Potensi tsunami tersebut diperkuat dengan pernyataan Kasgeof BMKG Stasiun Karangkates Musripan. Dia menyatakan gempa bumi pesisir selatan Malang selatan berpotensi besar menimbulkan tsunami.

"Kondisi ini memang menjadi dilematis. EWS itu milik Badan Nasional Penanggulangan Bencana (BNPB) yang dipasang sekitar tahun 2015 di Pantai Tamban. Kini rusak dan tidak berfungsi. Kami tidak punya sendiri untuk alat seperti ini," kata Bambang Istiawan, kepala Badan Penanggulangan Bencana Daerah (BPBD) Kabupaten Malang, Kamis (24/01/2019).
Bambang melanjutkan, rusaknya EWS praktis membuat pesisir pantai Malang Selatan tidak lagi memiliki alat deteksi terjadinya tsunami. Kondisi tersebut secara langsung memperlemah mitigasi atau upaya preventif pemerintah mencegah munculnya korban jiwa saat gelombang tsunami menerjang daratan. "Kami telah beberapa kali melakukan pengajuan pengadaan EWS, tapi sampai saat ini belum ada hasil," ujarnya.
Kondisi yang menimpa Pemkab Malang tersebut tentunya bukan hanya terjadi di bumi Arema. Tingkat pusat pun, misalnya BMKG pusat, mengalami persoalan yang sama terkait dengan peralatan deteksi tsunami dan gempa. Jangankan melakukan penambahan alat, untuk pemeliharaan yang masih ada saja sudah sangat terbatas.
Anggaran kembali menjadi persoalan pemerintah sampai saat ini menghadapi bencana alam yang telah begitu akrab dengan masyarakat Indonesia. Minus alat deteksi bencana canggih membuat antisipasi menjadi sangat lemah. Budaya berinvestasi teknologi agar risiko bencana dapat semakin berkurang pun terlihat tidak maksimal. Bahkan bisa disebut sangat minim dan belum jadi fokus pemerintah.

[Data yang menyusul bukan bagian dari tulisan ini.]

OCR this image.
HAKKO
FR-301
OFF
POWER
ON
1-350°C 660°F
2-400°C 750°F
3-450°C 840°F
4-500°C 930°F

Kita selama ini terbiasa sibuk dengan hasil akhir bencana. Atau pasca-bencananya, tapi minim antisipasi, apalagi berupaya berinvestasi dalam teknologi yang tentunya membutuhkan anggaran besar.
"Selama ini kita melulu disibukkan upaya penanganan pasca-gempa. Sementara antisipasi masih sangat minim, bahkan belum menjadi fokus perhatian," begitulah ucap BPPT.